There’s so much that they can do. In New York, people can donate to bail funds: There are two bail funds. One is an emergency bond out for people in immigration detention. That's being run by the Brooklyn Bail Fund. There’s also a COVID Bailout fund and the Emergency Release Fund—they’re taking donations and they are posting bail for people who are indigent and can’t post bail. People can contact local officials and the governor to demand decarceration; [you] can visit the Cuomo Let Them Go website for steps to take action. There’s also a fund that our office started called Todos Together that’s directly to help immigrant families for people we have been able to get out of immigration detention. As you know, a lot of immigrant families are not able to access the benefits and the programs that have been put in place to help New Yorkers and the rest of the nation deal with the devastating impact of this pandemic.
What are your hopes for the future of the legal system—could there be any positive changes that come out of this crisis?
This situation has only served to highlight just the issues that we have been screaming and yelling about—with jails and with biased policing. The reliance on detention and incarceration is just not the way to go. Right now, it means that we’re putting people at risk of death. A lot of people have pending criminal charges and have no idea when they can resolve it. This notion of “having their day in court” has definitely been put on hold.
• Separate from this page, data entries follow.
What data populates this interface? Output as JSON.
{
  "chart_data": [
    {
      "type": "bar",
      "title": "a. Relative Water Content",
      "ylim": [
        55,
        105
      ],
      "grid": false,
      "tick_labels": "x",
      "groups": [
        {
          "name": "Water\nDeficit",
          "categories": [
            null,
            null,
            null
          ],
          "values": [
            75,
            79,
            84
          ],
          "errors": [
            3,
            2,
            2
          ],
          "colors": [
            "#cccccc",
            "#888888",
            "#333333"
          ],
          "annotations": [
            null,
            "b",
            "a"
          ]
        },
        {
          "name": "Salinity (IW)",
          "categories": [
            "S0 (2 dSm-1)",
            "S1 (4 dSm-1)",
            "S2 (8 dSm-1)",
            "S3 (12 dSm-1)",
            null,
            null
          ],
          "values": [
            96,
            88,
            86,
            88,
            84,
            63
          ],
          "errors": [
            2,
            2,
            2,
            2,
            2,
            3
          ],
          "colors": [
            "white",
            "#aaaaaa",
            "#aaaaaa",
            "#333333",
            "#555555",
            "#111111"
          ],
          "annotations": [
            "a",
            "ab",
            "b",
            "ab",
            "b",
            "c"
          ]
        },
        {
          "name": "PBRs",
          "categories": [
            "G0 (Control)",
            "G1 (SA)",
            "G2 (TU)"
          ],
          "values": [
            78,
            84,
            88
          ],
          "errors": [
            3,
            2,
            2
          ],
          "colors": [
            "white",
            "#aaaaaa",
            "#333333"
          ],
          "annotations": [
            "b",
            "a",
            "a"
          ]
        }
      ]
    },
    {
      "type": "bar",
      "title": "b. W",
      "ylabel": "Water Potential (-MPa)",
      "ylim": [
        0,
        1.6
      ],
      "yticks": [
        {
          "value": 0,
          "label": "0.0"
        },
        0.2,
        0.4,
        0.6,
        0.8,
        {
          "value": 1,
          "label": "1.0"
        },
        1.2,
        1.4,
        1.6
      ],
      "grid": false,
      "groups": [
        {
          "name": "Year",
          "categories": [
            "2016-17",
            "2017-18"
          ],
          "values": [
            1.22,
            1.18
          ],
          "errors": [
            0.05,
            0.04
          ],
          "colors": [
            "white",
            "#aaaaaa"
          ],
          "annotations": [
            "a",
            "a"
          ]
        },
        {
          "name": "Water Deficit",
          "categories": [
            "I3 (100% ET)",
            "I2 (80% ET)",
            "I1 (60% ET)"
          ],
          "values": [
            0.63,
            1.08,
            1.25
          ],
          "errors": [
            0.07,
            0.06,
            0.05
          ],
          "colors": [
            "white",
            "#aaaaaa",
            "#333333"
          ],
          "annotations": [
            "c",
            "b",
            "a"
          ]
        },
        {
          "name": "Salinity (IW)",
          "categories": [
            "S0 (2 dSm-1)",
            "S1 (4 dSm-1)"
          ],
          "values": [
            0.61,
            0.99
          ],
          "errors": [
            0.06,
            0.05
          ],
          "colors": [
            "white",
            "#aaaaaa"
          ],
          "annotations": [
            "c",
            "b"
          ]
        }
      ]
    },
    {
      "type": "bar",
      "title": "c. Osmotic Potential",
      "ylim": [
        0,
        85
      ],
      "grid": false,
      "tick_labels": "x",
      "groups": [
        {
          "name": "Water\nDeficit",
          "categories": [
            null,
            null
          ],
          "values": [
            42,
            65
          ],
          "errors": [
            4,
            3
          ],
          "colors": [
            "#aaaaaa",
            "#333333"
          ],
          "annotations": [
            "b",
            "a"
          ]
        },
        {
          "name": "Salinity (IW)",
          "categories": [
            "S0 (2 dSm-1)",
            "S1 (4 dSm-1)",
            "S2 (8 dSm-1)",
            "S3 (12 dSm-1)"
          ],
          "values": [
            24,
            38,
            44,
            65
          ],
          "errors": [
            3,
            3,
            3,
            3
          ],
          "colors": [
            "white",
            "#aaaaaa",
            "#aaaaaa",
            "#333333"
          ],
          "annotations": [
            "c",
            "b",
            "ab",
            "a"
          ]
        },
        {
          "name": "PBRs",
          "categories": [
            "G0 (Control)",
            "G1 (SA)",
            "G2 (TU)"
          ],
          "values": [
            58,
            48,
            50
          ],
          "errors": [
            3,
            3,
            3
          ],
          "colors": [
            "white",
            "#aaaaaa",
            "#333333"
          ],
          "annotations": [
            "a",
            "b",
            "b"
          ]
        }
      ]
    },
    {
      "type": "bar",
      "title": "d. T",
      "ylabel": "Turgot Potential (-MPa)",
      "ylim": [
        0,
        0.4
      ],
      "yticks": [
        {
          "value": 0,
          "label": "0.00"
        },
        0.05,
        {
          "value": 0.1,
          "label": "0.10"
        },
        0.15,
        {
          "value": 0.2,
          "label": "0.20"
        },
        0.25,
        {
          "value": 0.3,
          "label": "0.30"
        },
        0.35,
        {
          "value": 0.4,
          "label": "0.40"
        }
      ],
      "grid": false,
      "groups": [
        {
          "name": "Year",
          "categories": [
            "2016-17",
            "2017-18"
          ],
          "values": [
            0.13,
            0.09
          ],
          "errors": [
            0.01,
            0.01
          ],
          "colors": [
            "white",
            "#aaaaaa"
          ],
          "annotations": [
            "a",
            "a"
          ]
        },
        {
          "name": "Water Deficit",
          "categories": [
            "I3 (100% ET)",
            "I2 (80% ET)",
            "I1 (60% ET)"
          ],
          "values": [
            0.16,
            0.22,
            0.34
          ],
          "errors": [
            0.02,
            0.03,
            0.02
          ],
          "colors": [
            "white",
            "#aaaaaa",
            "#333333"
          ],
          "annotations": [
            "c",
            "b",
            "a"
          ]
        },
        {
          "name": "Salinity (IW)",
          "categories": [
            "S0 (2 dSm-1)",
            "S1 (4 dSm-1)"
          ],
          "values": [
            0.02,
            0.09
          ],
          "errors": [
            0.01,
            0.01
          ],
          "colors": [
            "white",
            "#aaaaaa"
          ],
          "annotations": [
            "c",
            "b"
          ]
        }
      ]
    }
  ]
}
My biggest hope is that we really can take this time, and some of the changes that have been implemented [in the courts], and focusing on the humanity of the people who have been coming before the criminal legal system.
For a very long time, and definitely during this administration, the criminal legal system has served really as a pipeline for immigration detention. Incarceration there is not at all really necessary. This past Wednesday, Carlos Escobar-Mejia—who was an individual in ICE detention in California—passed away from complications due to the virus. That’s the first confirmed death. We’ve been ringing alarm bells about how dangerous the conditions are in immigration custody. We’ve been filing a lot of writs and lawsuits in federal courts to urge the courts to release people, and we have been winning some of those. But there’s so so much more work to be done.